CVE-2025-10186: 
WordPress vulnerability analysis and mitigation

The WhyDonate WordPress plugin (versions up to 4.0.14) contains a security vulnerability identified as CVE-2025-10186. The vulnerability was discovered and disclosed on October 15, 2025, affecting the FREE Donate button – Crowdfunding – Fundraising plugin for WordPress. This security issue stems from a missing capability check in the remove_row function, which affects the plugin's data handling capabilities (NVD).

The vulnerability is classified with a CVSS v3.1 base score of 5.3 (Medium severity) with the vector string CVSS:3.1/AV:N/AC:L/PR:N/UI:N/S:U/C:N/I:L/A:N. The technical issue involves a missing authorization check (CWE-862) in the removerow function, which allows unauthorized access to delete data from the wpwdplugin_style table (Wordfence).

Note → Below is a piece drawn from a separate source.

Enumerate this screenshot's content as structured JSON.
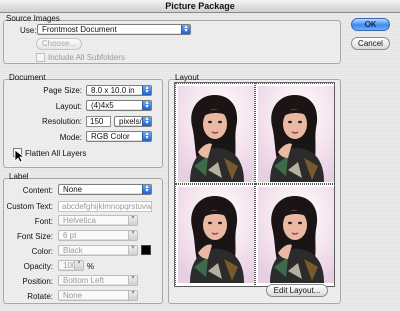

The vulnerability allows unauthenticated attackers to delete rows from the wpwdpluginstyle table, potentially causing unauthorized loss of data. This can affect the plugin's functionality and compromise the integrity of the donation system's styling configuration (NVD).

Users should upgrade to version 4.0.15 or later of the WhyDonate plugin, which contains security fixes. The vulnerability was addressed in subsequent releases after version 4.0.14 (WordPress Plugin).